Re: ixgbe and fast interrupts

From: John Baldwin <jhb_at_freebsd.org> Date: Tue, 22 Nov 2011 08:43:20 -0500 · This archive was generated by hypermail 2.4.0 : Wed May 19 2021 - 11:40:20 UTC

On Monday, November 21, 2011 12:36:15 pm Luigi Rizzo wrote:
> On Mon, Nov 21, 2011 at 11:29:29AM -0500, John Baldwin wrote:
> > On Friday, November 18, 2011 5:04:58 pm Luigi Rizzo wrote:
> > > On Fri, Nov 18, 2011 at 11:16:00AM -0800, Doug Barton wrote:
> > > > On 11/18/2011 09:54, Luigi Rizzo wrote:
> > > > > One more thing (i am mentioning it here for archival purposes,
> > > > > as i keep forgetting to test it). Is entropy harvesting expensive ?
> > > > 
> > > > No. It was designed to be inexpensive on purpose. :)
> > > 
> > > hmmm....
> > > unfortunately I don't have a chance to test it until monday
> > > (probably one could see if the ping times change by modifying
> > > the value of kern.random.sys.harvest.* ).
> > > 
> > > But in the code i see the following:
> > > 
> > > - the harvest routine is this:
> > > 
> > >     void
> > >     random_harvest(void *entropy, u_int count, u_int bits, u_int frac,
> > > 	enum esource origin)
> > >     {
> > >         if (reap_func)
> > >                 (*reap_func)(get_cyclecount(), entropy, count, bits, frac,
> > >                     origin);
> > >     }
> > > 
> > > - the reap_func seems to be bound to
> > > 
> > >     dev/random/randomdev_soft.c::random_harvest_internal()
> > > 
> > >   which internally uses a spinlock and then moves entries between
> > >   two lists.
> > > 
> > > I am concerned that the get_cyclecount() might end up querying an
> > > expensive device (is it using kern.timecounter.hardware ?)
> > 
> > On modern x86 it just does rdtsc().
> > 
> > > So between the indirect function call, spinlock, list manipulation
> > > and the cyclecounter i wouldn't be surprised it the whole thing
> > > takes a microsecond or so.
> > 
> > I suspect it is not quite that expensive.
> > 
> > > Anyways, on monday i'll know better. in the meantime, if someone
> > > wants to give it a try... in our tests between two machines and
> > > ixgbe (10G) interfaces, an unmodified 9.0 kernel has a median ping
> > > time of 30us with "slow" pings (say -i 0.01 or larger) and 17us with
> > > a ping -f .
> > 
> > Did you time it with harvest.interrupt disabled?
> 
> yes, thanks for reminding me to post the results.
> 
> Using unmodified ping (which has 1us resolution on the reports),
> there is no measurable difference irrespective
> of the setting of kern.random.sys.harvest.ethernet,
> kern.random.sys.harvest.interrupt and kern.timecounter.hardware.
> Have tried to set hw mitigation to 0 on the NIC (ixgbe on both
> sides) but there is no visible effect either.

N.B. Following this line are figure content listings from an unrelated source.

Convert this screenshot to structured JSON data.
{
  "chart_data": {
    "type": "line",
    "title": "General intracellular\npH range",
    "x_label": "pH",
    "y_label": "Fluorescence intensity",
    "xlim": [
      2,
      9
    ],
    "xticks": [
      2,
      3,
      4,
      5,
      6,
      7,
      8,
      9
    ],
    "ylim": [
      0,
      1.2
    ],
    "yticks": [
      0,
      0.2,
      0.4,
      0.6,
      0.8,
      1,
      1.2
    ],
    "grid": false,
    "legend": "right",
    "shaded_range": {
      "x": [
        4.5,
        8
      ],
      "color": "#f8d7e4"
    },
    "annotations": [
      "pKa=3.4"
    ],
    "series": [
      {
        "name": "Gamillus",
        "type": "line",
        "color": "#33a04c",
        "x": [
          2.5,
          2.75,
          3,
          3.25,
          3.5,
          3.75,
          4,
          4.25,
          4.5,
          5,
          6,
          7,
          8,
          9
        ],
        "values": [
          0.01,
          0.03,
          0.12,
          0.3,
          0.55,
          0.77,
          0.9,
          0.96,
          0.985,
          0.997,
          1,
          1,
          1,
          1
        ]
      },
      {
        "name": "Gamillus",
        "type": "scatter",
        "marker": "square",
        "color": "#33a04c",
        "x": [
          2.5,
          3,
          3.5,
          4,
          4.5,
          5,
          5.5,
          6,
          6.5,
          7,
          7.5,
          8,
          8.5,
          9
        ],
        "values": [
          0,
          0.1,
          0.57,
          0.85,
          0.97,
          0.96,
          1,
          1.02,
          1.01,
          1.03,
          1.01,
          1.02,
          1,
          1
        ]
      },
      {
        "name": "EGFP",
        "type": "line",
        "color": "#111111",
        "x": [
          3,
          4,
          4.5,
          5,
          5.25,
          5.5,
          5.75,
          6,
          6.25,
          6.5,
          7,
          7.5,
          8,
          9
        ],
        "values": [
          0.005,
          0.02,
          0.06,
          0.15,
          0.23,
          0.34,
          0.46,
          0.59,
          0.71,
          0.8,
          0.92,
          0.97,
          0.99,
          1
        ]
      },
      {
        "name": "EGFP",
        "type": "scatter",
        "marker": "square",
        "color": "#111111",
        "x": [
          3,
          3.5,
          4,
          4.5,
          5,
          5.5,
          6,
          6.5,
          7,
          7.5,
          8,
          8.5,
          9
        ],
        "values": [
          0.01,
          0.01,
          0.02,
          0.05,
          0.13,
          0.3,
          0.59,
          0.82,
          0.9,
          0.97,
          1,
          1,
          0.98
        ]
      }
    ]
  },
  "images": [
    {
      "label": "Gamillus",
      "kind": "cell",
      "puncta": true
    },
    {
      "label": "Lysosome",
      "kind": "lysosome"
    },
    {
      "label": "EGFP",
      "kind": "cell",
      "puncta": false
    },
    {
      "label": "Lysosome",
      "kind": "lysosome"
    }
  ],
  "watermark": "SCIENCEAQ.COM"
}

I had forgotten that kern.random.sys.harvest.interrupt only matters if the
interrupt handlers pass the INTR_ENTROPY flag to bus_setup_intr().  I
suspect your drivers probably aren't doing that anyway.

> However I don't trust my measurements because i cannot explain them.
> Response times have a min of 20us (about 50 out of 5000 samples)
> and a median of 27us, and i really don't understand if the low
> readings are real or the result of some races.

Hmm, 7 us does seem a bit much for a spread.

> Ping does a gettimeofday() for the initial timestamp, and relies
> on in-kernel timestamp for the response.

Hmm, gettimeofday() isn't super cheap.  What I do for measuring RTT is to
use an optimized echo server (not the one in inetd) on the remote host and
reflect packets off of that.  The sender/receiver puts a TSC timestamp into
the packet payload and computes a TSC delta when it receives the reflected
response.  I then run ministat over the TSC deltas to get RTT in TSC counts
and use machdep.tsc_freq of the sending machine to convert the TSC delta
values to microseconds.

-- 
John Baldwin